For Indian startups and founders, this is good news on cost. Running AI models is expensive, and a 15 to 25 percent speedup on the same hardware can directly cut compute bills. Because the code is MIT-licensed and open, a small Indian team can plug it in for free, with no permission and no royalty. It also shows that a tiny team can outperform a chip giant’s own library, which is an encouraging signal for lean engineering teams everywhere.

Key facts

ItemDetail
WhoMoonMath AI
WhatOpen-source bf16 forward attention kernel in HIP
Target chipAMD MI300X (gfx942)
LicenseMIT (free, commercial-friendly)
BeatsAITER v3 on every tested shape and rounding mode
Avg speedup vs AITER v31.18× (RTNE), 1.15× (RTNA), 1.08× (RTZ)
Vs Modular MAX1.44×–1.49× avg, up to 1.59×
AccuracyWithin 1 bf16 ULP of AITER; deterministic
ReportedMarkTechPost, June 22, 2026

FAQ

What is an attention kernel in simple terms?
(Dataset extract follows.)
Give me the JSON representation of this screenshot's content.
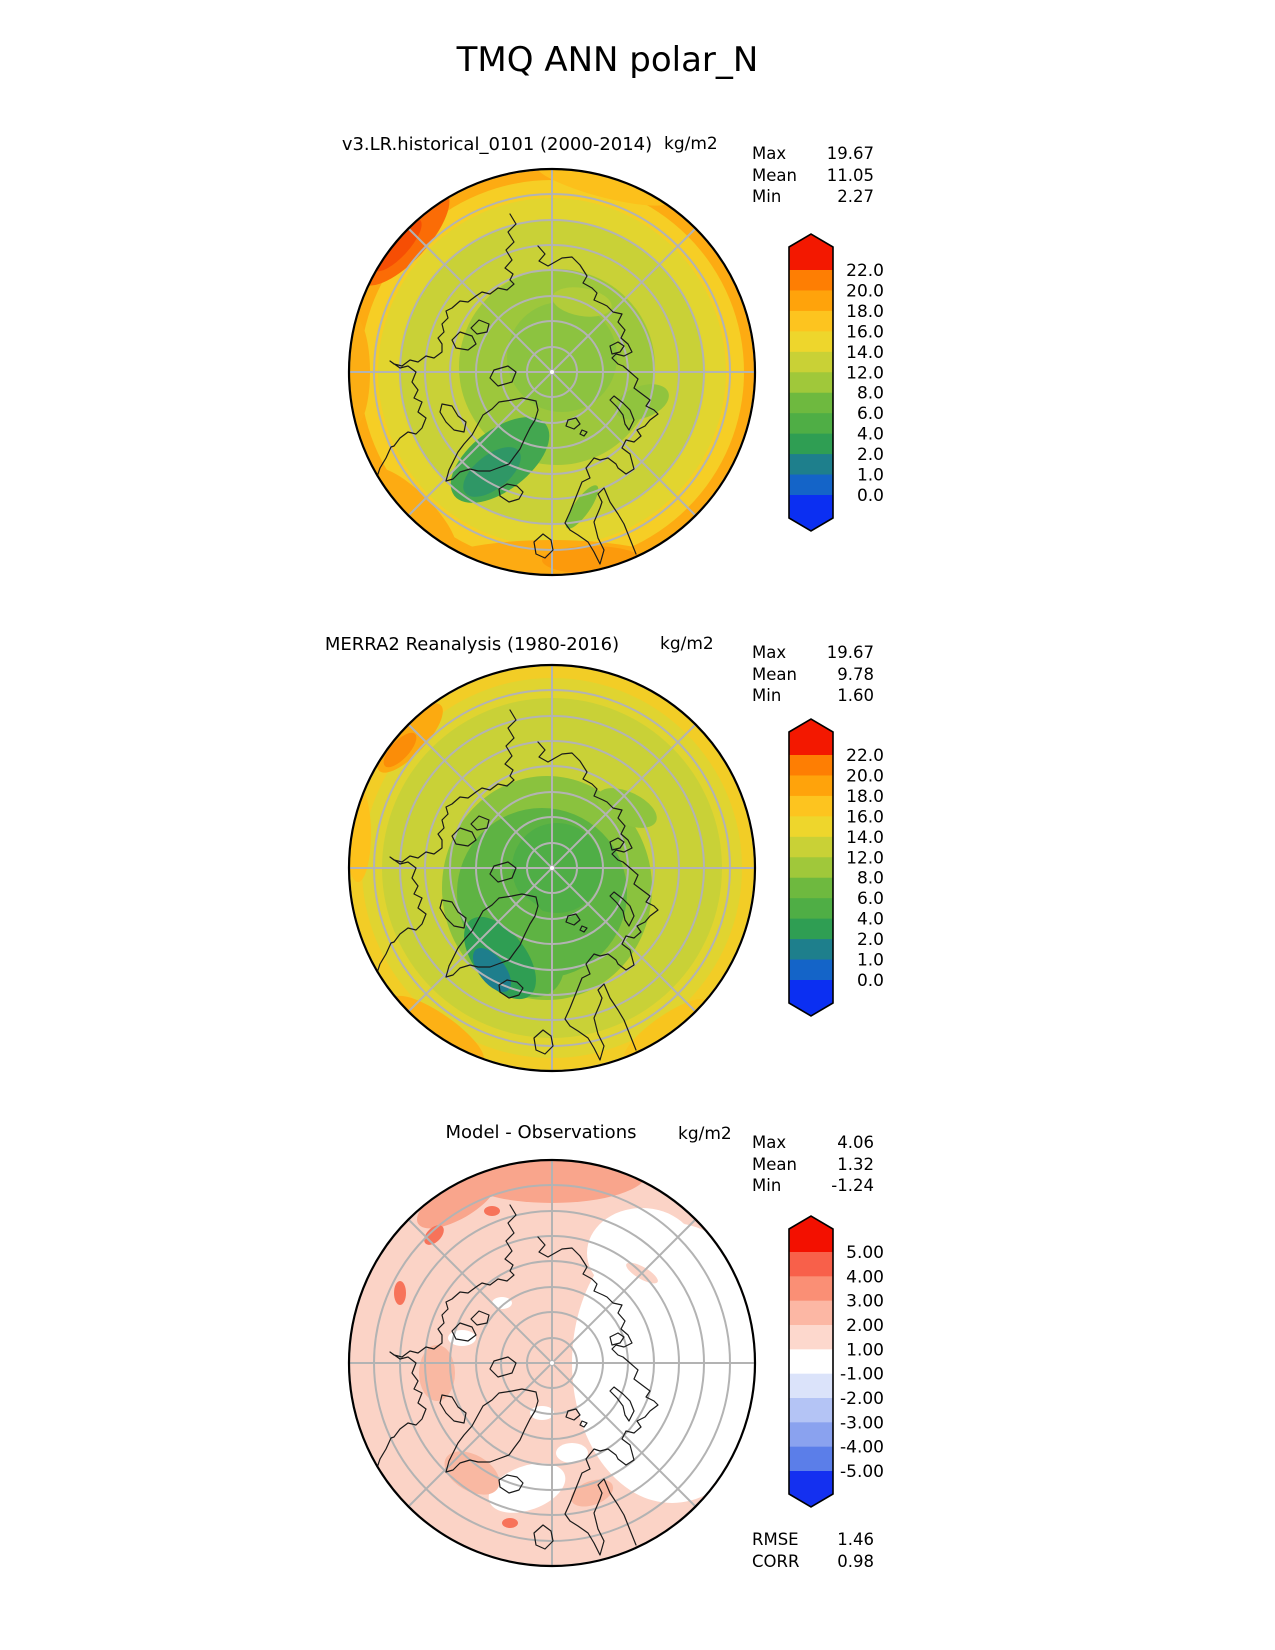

It is a small, fast program that runs the attention step, the core math that lets an AI model decide what to focus on. A faster kernel means the whole model runs quicker and cheaper.

Is the MoonMath kernel free to use?

Yes. It is open-source under the MIT license, so anyone can use, change, and ship it, even in paid products. It installs via pip as moonmath_attention.

Does the speed come at the cost of accuracy?

MoonMath says no. Its outputs stay within 1 bf16 ULP of AITER’s, match the same rounding rules, handle NaN and Inf identically, and are deterministic. In a real image-generation test it gave a 1.23× speedup with no visible quality loss.

What are the kernel’s main limits?

For now it has no causal mask, no GQA, and no variable-length batching. The head dimension is fixed at 128. So it is fast and accurate, but focused on specific use cases rather than every scenario.

The takeaway

MoonMath AI’s open-source HIP attention kernel shows that AMD’s MI300X can run a key AI math step faster than AMD’s own AITER v3, while staying accurate to the last bit. It is free, MIT-licensed, and already proven on a real workload. For anyone building AI on a budget, including India’s growing pool of founders, more strong open software on AMD hardware means more choice and lower bills. The push to chip away at one company’s dominance, much like the broader race in AI models and memory chips, keeps gathering pace.